Treatment of CTCL can help to keep symptoms to a minimum, and even lead to remission. But the disease can recur, and treatments may need to be explored again.

“In general we don’t think we’re curing anyone with a lot of these treatments,” Dr. Girardi says. “We’re just keeping the cells to a minimum and helping as best we can to prevent them from growing and traveling. Patients need to be watched closely over many years.”

What makes Yale Medicine’s approach to treating cutaneous T-cell lymphoma unique?

Yale Medicine's Department of Dermatology offers a wide range of treatments for CTCL in one convenient location.
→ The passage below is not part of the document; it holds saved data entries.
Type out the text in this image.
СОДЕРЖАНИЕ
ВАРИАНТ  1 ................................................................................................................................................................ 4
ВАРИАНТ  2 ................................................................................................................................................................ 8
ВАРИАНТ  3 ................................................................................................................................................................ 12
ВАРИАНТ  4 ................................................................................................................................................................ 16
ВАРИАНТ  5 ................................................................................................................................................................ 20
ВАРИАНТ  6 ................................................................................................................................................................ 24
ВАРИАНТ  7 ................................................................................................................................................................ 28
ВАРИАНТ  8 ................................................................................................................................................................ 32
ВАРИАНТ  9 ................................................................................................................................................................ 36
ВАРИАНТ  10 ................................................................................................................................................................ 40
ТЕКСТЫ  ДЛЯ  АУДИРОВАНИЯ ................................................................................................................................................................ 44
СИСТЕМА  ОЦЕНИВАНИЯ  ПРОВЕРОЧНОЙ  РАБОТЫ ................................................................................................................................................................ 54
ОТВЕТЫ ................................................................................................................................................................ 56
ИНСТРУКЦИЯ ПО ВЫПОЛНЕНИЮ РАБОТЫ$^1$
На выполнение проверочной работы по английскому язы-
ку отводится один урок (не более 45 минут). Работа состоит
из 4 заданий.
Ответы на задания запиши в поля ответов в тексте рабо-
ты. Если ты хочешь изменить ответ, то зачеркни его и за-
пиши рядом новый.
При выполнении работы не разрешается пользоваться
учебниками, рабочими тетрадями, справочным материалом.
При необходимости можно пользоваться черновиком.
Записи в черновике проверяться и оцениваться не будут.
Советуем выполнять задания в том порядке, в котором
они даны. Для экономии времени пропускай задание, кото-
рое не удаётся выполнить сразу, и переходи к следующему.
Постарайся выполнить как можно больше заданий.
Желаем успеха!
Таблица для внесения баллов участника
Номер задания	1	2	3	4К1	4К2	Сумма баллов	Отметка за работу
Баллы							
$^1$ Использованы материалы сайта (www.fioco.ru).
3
These include separate units for both phototherapy and Photopheresis, a therapeutic radiology center and an oncology infusion center. Additional treatment options may be available through ongoing clinical trials.

Another important advantage Yale Medicine offers is an interdisciplinary approach that provides a level of care few, if any, other centers can match. At Yale, specialists in dermatology, oncology, therapeutic radiology and dermatopathology regularly come together to look at each patient's pathology studies. Together they discuss the clinical findings and test results, and decide on the best treatment plans.
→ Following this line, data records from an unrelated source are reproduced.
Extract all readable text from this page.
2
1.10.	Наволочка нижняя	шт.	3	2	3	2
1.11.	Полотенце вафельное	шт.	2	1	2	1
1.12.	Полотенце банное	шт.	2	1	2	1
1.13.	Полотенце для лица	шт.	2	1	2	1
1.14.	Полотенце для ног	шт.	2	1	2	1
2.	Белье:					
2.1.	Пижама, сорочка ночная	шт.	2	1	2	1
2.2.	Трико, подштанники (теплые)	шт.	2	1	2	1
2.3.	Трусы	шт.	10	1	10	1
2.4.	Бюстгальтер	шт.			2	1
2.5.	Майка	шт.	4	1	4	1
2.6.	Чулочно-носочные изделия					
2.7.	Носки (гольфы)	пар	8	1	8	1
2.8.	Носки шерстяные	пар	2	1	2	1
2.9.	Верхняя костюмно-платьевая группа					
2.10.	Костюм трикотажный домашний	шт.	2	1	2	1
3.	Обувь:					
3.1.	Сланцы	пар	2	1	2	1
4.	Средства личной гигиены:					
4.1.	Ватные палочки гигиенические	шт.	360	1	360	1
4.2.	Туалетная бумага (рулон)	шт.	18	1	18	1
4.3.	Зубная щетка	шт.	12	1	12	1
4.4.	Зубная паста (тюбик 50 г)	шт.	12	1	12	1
“Even when a patient is only seeing one of us, he or she is getting the expertise of other doctors here with different perspectives on the disease,” says Dr. Girardi. “Sometimes we have them see everyone, but sometimes their cases are being discussed in a way that can benefit them even if they haven’t seen all these doctors. That approach is important in certain diseases, and CTCL is definitely one of them.”